Zizek refers to this objective ability as a kind of 'materialism'. Here, Zizek cites Lacan, maintaining that the subject`s gaze is always already inscribed into the perceived object itself - and that the object returns this gaze. Rather than ourselves being an all-seeing eye, observers who can grasp the entire 'picture' of a given reality, '... Materialism (the concept of object as being imbued with perception) means that the reality I see is never "whole" - not because a large part of it eludes me, but because it contains a stain, a blind spot, which indicates my inclusion in it.' (p.17). Does this imply a perception which accepts the existence of one observer being able to perceive an object from two viewpoints simultaneously because they themselves, are intrinsically contained in the view they are viewing? Hegel, Zizek points out, would say that through this, the subject and object are '... inherently mediated ...' (p.17) by their respective viewpoints - the subjective and objective.

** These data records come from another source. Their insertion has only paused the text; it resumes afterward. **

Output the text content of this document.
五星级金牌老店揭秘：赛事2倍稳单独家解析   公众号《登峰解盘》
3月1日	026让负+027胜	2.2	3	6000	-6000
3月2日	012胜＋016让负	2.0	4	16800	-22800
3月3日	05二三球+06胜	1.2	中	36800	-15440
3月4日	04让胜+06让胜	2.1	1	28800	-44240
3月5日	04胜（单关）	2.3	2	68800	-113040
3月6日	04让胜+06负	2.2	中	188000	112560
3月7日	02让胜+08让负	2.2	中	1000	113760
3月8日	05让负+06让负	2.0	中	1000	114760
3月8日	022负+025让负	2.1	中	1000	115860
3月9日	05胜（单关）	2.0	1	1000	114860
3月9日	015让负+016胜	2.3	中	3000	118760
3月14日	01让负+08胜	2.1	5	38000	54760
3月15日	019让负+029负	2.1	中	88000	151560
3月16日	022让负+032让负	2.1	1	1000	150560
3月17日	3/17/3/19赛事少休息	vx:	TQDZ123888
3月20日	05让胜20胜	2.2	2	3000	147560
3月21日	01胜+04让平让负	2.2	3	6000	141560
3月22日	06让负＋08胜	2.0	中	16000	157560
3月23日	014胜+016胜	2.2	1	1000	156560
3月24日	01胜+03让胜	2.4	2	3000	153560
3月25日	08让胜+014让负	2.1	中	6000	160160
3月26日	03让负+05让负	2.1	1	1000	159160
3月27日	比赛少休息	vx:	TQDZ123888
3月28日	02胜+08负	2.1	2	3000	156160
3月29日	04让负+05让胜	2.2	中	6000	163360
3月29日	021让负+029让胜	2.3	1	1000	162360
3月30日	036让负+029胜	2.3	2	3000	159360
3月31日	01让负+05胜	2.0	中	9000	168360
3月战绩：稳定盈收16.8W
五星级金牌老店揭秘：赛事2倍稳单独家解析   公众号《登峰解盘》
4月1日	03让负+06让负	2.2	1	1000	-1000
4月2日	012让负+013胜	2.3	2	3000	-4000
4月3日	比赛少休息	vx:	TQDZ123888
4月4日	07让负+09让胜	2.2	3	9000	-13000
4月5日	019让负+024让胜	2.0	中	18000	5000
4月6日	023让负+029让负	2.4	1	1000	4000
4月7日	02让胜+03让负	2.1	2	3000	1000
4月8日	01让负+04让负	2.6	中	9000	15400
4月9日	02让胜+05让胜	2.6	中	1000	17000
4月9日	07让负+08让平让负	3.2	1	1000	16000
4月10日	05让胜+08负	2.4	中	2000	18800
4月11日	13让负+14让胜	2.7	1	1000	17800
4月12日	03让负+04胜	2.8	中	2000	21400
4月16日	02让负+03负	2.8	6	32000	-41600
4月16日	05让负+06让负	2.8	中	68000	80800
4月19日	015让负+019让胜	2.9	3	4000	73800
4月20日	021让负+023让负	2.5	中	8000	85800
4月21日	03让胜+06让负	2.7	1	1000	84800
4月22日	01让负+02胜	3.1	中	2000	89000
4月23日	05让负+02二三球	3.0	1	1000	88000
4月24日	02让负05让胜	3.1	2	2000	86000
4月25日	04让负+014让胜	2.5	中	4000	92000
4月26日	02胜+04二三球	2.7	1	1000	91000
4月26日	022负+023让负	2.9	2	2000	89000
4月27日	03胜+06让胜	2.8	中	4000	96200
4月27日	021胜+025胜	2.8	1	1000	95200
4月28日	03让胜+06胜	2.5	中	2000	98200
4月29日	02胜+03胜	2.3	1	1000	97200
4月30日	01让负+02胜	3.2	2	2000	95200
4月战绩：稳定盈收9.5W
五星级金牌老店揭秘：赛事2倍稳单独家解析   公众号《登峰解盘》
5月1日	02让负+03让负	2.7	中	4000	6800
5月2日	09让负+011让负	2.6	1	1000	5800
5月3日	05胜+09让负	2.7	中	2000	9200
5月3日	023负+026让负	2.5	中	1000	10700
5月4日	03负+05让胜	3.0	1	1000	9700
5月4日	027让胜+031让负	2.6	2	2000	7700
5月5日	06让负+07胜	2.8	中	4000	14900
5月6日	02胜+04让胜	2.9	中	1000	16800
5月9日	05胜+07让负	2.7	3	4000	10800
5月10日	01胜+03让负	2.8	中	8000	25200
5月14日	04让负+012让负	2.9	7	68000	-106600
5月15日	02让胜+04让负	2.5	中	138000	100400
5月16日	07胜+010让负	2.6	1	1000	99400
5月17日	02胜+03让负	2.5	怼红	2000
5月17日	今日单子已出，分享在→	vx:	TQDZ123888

Zizek goes on to introduce the idea of the 'parallax gap'. Zizek defines this as '... the unknown X, the noumenal core of the object beyond appearances, for what is, "in you more than yourself"'(p.18). This intimates essential but unseen territory and/or qualities therein, perhaps sometimes felt, yet elusive and - indeterminate. Zizek seeks to replace the binary opposites of Yin and Yang with perhaps a manifestation which is more relevant and as an entity with object status, more dynamic - the parallax gap, the gap which separates the One from itself. The gap is defined itself, as an object - an object verb - the unseen middle ground between two opposing fields.

The correlation I want to make here is inherent in the suggestion that indeterminacy or 'becoming' within the context of my work is itself, a state redolent with change; with both, actual movement and perceived movement (are these both 'real'?) and as such, a state embracing parallax properties. Due to our time-based lives, governed by continual states of 'becoming', I believe that simultaneous, multiple perceptions and perspectives exist within the parallax gap, between what could be termed at least initially, a binary field of engagement between two entities or people in the street. The parallax gap is the coefficient (def: a constant that is a measure of a property of a substance) beneath the scenario and rather than the 'glue' it may be more apt to describe it as the 'dissolver' of the moment, the constant indeterminacy in residence.

Which brings me to my next term:

Qualia - (plural, the singular is 'Quale')
http://plato.stanford.edu/entries/qualia/

A phenomenological term used to describe, very subjectively, how we feel about/recognize sensations which cannot be witnessed, but which are real to the individual. Philosophers often use the term to refer to the introspectively accessible, phenomenal aspects of our mental lives. In this broad descriptor of the term it can be difficult to deny the existence of qualia. The status of qualia is vigorously debated in philosophical circles because it is central to a proper understanding of the nature of consciousness. Qualia are at the heart of issues surrounding the subject of body-mind.

I am wondering if that subliminal feeling which sometimes assails us - that we are already 'leaving', departing from an engagement which might be only very recently begun, may qualify as a quale? Perhaps, only someone seeing the world with eyes similar to mine, noticing that oh, so vague and obscure behavioural trait of indeterminate behaviour - continually moving on and away from engagement between two people, might align themselves with such a suggestion. Perhaps, only that kind of 'someone' might perceive the almost imperceptible signs and interpret them in this way - unless of course I suggest that, as with qualia, the presentiment of leaving is within each of us, internally experienced even if usually occurring subliminally or possibly denied and discouraged within self as anti-social. I do not consider it so. I believe it to be simply part of a greater continually-occurring condition which governs us as sentient beings constantly tugging at us, drawing us away in the midst of our functioning within time and spaces.